ACLS Fellowship Program 2020
Assistant Professor
Philosophy
University of Albany, State University of New York
Making and Knowing: Thomas Hobbes’s Unified Philosophy

Thomas Hobbes maintained that his philosophy constituted a unified and complete system, but in what precise sense did he think that the branches of his philosophy were unified? This question has provoked extensive scholarship over the last half-century. Answering it is essential not only to understanding Hobbes’s philosophy generally, but how one answers it significantly impacts our understanding of Hobbes’s most influential work—the Leviathan. ”Making and Knowing” answers it by placing Hobbes’s politics within his broader concerns about scientific knowledge as constructed by humans and by demonstrating that the relationship between "pure" and "mixed" mathematics provided Hobbes with a model for thinking about the relationships between geometry, natural philosophy, and politics.

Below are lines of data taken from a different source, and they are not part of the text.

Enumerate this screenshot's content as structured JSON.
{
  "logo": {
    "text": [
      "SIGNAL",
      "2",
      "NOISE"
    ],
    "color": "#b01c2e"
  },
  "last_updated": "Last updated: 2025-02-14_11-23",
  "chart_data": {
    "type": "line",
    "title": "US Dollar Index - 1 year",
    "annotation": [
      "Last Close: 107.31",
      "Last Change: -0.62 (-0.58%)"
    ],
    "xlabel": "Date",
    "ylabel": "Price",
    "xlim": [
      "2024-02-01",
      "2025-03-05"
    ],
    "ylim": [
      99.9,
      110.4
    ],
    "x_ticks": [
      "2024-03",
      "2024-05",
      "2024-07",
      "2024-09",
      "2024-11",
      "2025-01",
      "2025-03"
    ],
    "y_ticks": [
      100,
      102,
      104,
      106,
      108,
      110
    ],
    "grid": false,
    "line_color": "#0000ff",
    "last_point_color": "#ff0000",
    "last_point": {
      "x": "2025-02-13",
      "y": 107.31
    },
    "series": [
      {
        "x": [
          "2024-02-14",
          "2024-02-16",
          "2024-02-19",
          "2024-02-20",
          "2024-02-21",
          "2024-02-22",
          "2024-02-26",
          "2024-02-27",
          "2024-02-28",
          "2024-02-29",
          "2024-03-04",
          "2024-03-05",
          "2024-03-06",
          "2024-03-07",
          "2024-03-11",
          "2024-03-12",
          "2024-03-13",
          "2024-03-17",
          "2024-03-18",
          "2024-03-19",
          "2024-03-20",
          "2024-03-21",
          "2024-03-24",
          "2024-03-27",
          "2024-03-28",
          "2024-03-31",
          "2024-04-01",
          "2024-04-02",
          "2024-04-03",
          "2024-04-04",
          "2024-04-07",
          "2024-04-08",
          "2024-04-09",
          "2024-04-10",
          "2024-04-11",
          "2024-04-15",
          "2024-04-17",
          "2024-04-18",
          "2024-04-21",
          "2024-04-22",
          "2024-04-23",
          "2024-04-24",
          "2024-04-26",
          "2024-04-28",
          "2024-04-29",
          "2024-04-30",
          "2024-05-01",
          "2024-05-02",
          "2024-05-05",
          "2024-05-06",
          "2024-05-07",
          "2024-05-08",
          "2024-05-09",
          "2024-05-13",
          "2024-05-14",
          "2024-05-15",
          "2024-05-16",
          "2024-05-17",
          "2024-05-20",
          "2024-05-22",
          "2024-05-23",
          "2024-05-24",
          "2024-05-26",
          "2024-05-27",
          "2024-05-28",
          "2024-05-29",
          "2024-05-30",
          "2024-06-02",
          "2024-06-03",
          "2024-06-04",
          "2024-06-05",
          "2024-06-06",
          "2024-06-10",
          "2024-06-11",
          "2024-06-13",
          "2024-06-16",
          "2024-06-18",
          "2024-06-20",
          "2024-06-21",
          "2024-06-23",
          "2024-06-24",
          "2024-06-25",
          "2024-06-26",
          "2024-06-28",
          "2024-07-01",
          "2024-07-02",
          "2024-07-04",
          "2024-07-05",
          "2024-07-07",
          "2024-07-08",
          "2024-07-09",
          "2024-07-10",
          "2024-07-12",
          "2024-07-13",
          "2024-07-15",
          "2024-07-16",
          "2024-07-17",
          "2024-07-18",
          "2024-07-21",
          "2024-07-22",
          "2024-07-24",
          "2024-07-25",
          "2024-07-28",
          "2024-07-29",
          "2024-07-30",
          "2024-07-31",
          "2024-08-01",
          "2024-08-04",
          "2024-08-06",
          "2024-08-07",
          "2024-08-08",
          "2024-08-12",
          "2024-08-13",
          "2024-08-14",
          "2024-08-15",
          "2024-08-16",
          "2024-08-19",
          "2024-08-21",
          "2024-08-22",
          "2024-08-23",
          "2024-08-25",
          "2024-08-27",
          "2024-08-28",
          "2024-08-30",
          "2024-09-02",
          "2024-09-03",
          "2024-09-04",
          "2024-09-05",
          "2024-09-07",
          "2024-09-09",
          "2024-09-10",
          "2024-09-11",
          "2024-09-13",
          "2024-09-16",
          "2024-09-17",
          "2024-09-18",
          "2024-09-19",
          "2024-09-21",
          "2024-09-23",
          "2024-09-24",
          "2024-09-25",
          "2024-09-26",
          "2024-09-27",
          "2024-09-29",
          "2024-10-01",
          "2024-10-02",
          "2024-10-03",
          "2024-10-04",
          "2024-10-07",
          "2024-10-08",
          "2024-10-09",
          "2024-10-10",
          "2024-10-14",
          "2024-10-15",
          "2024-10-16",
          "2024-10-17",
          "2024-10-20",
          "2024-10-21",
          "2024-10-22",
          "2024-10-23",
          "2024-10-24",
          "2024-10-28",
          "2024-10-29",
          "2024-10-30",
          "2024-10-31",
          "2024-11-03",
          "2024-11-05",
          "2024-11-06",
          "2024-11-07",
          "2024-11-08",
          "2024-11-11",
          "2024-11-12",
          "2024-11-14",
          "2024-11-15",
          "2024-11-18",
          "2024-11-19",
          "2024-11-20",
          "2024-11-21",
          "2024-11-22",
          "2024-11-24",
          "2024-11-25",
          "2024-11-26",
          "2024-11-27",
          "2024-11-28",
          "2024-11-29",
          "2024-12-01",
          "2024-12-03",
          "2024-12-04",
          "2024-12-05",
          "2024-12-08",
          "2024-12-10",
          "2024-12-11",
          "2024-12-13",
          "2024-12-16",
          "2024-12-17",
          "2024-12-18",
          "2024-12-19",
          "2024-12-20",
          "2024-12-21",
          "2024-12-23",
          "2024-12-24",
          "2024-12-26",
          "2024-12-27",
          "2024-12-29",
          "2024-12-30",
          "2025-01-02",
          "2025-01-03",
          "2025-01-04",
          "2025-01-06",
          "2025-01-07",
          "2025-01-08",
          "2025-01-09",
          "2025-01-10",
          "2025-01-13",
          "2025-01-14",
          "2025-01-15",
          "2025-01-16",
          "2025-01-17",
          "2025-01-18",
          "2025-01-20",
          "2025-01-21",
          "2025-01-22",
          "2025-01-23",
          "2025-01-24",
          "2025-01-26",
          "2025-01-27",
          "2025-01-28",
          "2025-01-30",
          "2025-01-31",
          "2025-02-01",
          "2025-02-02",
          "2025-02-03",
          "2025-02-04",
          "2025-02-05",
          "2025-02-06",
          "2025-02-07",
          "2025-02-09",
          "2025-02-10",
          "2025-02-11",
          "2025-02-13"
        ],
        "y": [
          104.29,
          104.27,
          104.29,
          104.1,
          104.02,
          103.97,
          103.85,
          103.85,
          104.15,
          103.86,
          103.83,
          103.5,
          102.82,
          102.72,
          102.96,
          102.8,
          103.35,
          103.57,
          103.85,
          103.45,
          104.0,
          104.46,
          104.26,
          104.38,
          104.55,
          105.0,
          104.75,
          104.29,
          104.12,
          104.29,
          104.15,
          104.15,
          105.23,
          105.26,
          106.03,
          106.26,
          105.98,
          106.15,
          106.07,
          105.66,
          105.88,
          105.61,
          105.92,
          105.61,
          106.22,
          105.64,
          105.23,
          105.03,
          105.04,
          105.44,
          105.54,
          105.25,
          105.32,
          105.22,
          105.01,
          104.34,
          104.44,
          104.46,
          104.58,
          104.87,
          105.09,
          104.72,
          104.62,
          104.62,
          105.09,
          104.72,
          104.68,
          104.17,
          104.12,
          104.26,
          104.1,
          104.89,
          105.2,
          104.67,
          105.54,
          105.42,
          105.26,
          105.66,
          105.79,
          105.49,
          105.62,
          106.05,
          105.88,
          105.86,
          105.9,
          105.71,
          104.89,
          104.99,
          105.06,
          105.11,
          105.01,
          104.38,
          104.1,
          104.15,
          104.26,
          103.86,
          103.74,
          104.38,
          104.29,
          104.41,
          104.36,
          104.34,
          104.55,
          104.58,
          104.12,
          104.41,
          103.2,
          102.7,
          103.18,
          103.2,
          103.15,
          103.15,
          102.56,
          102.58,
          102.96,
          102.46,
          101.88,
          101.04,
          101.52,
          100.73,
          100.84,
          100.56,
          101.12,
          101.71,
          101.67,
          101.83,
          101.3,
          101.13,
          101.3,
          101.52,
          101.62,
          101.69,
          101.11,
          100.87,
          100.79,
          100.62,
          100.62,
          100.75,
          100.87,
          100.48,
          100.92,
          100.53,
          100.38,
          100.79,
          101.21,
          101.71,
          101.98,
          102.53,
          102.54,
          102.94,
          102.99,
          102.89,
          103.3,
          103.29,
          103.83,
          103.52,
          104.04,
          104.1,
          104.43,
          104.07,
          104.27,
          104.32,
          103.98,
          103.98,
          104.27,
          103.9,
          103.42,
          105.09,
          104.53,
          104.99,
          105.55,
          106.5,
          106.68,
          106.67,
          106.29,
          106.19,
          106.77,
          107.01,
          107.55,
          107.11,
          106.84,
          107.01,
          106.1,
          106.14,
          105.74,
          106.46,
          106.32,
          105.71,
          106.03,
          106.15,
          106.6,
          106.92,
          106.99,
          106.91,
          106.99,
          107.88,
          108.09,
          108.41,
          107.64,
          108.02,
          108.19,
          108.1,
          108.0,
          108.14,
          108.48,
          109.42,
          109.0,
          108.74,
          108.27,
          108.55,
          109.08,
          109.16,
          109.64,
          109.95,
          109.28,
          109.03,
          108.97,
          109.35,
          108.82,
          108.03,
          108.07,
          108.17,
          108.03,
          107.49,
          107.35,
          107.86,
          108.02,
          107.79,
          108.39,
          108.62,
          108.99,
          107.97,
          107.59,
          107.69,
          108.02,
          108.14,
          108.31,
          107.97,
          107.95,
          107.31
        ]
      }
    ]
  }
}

Mellon/ACLS Dissertation Completion Fellowships 2013
Doctoral Candidate
History and Philosophy of Science
University of Pittsburgh
Mechanical Epistemology and Mixed Mathematics: Descartes’ Problems and Hobbes’ Unity

Thomas Hobbes offers a remarkably consistent, unified philosophy, but there has been little consensus on how to characterize the unity of his philosophy. This project provides a new way to understand it that sheds light on the structure of the Leviathan and exposes the source of Hobbes’ objections to Descartes’ Meditations on First Philosophy and Cartesian philosophy more generally. The project articulates Hobbes’ unity by arguing that his commitment to mechanical philosophy permeated all aspects of his philosophy, from a ‘mechanical epistemology’ to his later views on causal explanation in natural philosophy and politics. It argues, moreover, that Hobbes provided a unified philosophy in which causal explanations in politics and natural philosophy depend upon, but are not deduced from or reducible to, causal principles from geometry and first philosophy. It characterizes this dependence by showing that Hobbes viewed natural philosophy and politics as mixed mathematical disciplines, akin to astronomy and optics.